I have data from an experiment with four conditions and eight runs that was designed such that each run consisted of one condition (vs. baseline, of course). The fact that it’s good practice to include every condition in every run notwithstanding, is there any reason to think that scaling relative to the mean of each voxel for each run will present a problem for contrasting conditions, given that condition is somewhat confounded with run? I’m arguing no, since each condition is contrasted with its own baseline, but my argument hasn’t been very persuasive.
In the event that I’m wrong, is there any precedent for deriving the scaling factor from the baseline periods only rather than the mean of the entire run? Or are there other alternative ways of scaling the data in this situation?
is there any precedent for deriving the scaling factor from the baseline periods only rather than the mean of the entire run?
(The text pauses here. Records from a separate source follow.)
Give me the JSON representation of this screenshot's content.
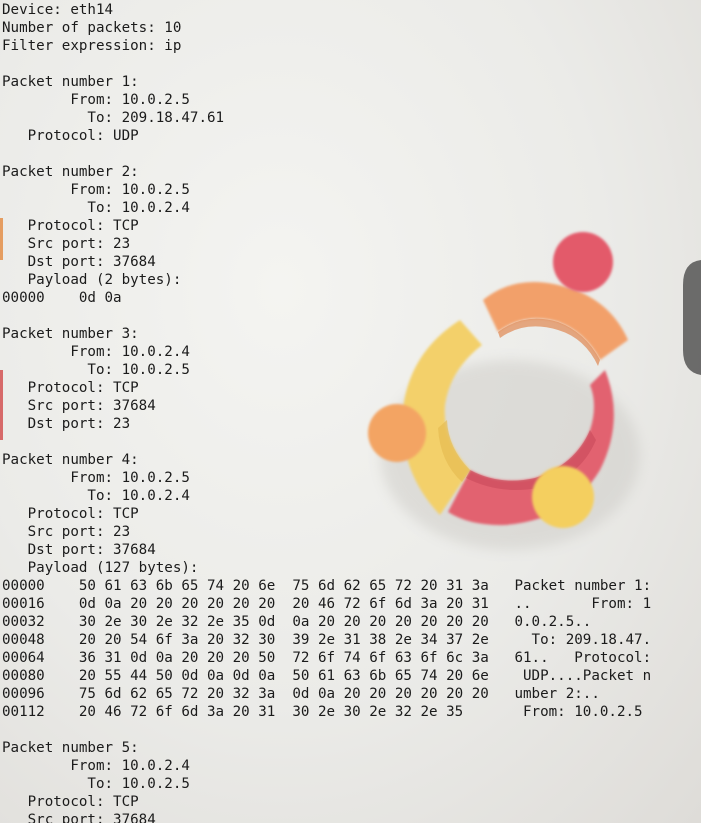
{
  "header": {
    "device": "Device: eth14",
    "num_packets": "Number of packets: 10",
    "filter": "Filter expression: ip"
  },
  "packets": [
    {
      "title": "Packet number 1:",
      "from": "From: 10.0.2.5",
      "to": "To: 209.18.47.61",
      "protocol": "Protocol: UDP"
    },
    {
      "title": "Packet number 2:",
      "from": "From: 10.0.2.5",
      "to": "To: 10.0.2.4",
      "protocol": "Protocol: TCP",
      "src_port": "Src port: 23",
      "dst_port": "Dst port: 37684",
      "payload": "Payload (2 bytes):",
      "hex": [
        {
          "offset": "00000",
          "b1": "0d 0a",
          "b2": "",
          "ascii": ""
        }
      ]
    },
    {
      "title": "Packet number 3:",
      "from": "From: 10.0.2.4",
      "to": "To: 10.0.2.5",
      "protocol": "Protocol: TCP",
      "src_port": "Src port: 37684",
      "dst_port": "Dst port: 23"
    },
    {
      "title": "Packet number 4:",
      "from": "From: 10.0.2.5",
      "to": "To: 10.0.2.4",
      "protocol": "Protocol: TCP",
      "src_port": "Src port: 23",
      "dst_port": "Dst port: 37684",
      "payload": "Payload (127 bytes):",
      "hex": [
        {
          "offset": "00000",
          "b1": "50 61 63 6b 65 74 20 6e",
          "b2": "75 6d 62 65 72 20 31 3a",
          "ascii": "Packet number 1:"
        },
        {
          "offset": "00016",
          "b1": "0d 0a 20 20 20 20 20 20",
          "b2": "20 46 72 6f 6d 3a 20 31",
          "ascii": "..       From: 1"
        },
        {
          "offset": "00032",
          "b1": "30 2e 30 2e 32 2e 35 0d",
          "b2": "0a 20 20 20 20 20 20 20",
          "ascii": "0.0.2.5.."
        },
        {
          "offset": "00048",
          "b1": "20 20 54 6f 3a 20 32 30",
          "b2": "39 2e 31 38 2e 34 37 2e",
          "ascii": "  To: 209.18.47."
        },
        {
          "offset": "00064",
          "b1": "36 31 0d 0a 20 20 20 50",
          "b2": "72 6f 74 6f 63 6f 6c 3a",
          "ascii": "61..   Protocol:"
        },
        {
          "offset": "00080",
          "b1": "20 55 44 50 0d 0a 0d 0a",
          "b2": "50 61 63 6b 65 74 20 6e",
          "ascii": " UDP....Packet n"
        },
        {
          "offset": "00096",
          "b1": "75 6d 62 65 72 20 32 3a",
          "b2": "0d 0a 20 20 20 20 20 20",
          "ascii": "umber 2:.."
        },
        {
          "offset": "00112",
          "b1": "20 46 72 6f 6d 3a 20 31",
          "b2": "30 2e 30 2e 32 2e 35",
          "ascii": " From: 10.0.2.5"
        }
      ]
    },
    {
      "title": "Packet number 5:",
      "from": "From: 10.0.2.4",
      "to": "To: 10.0.2.5",
      "protocol": "Protocol: TCP",
      "src_port": "Src port: 37684"
    }
  ],
  "colors": {
    "text": "#1b1b1b",
    "logo_red": "#e05a68",
    "logo_orange": "#f39f5f",
    "logo_yellow": "#f6cf5f"
  }
}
Ideally the data should be scaled by the true baseline. However, we don’t really know what the true baseline is; the “baseline” value estimated by the model (e.g., 3dDeconvolve) is not necessarily the true baseline: how do we define a baseline when drifting effect is present? So, I think that scaling by the voxel-wise mean is a reasonably approximation in real practice.
Or are there other alternative ways of scaling the data in this situation?
Two popular approaches exist in neuroimaging: scaling by the global mean (averaging over the brain) and grand mean (averaging over the brain as well as across all the time points). The second one seems to be widely adopted in FMRI.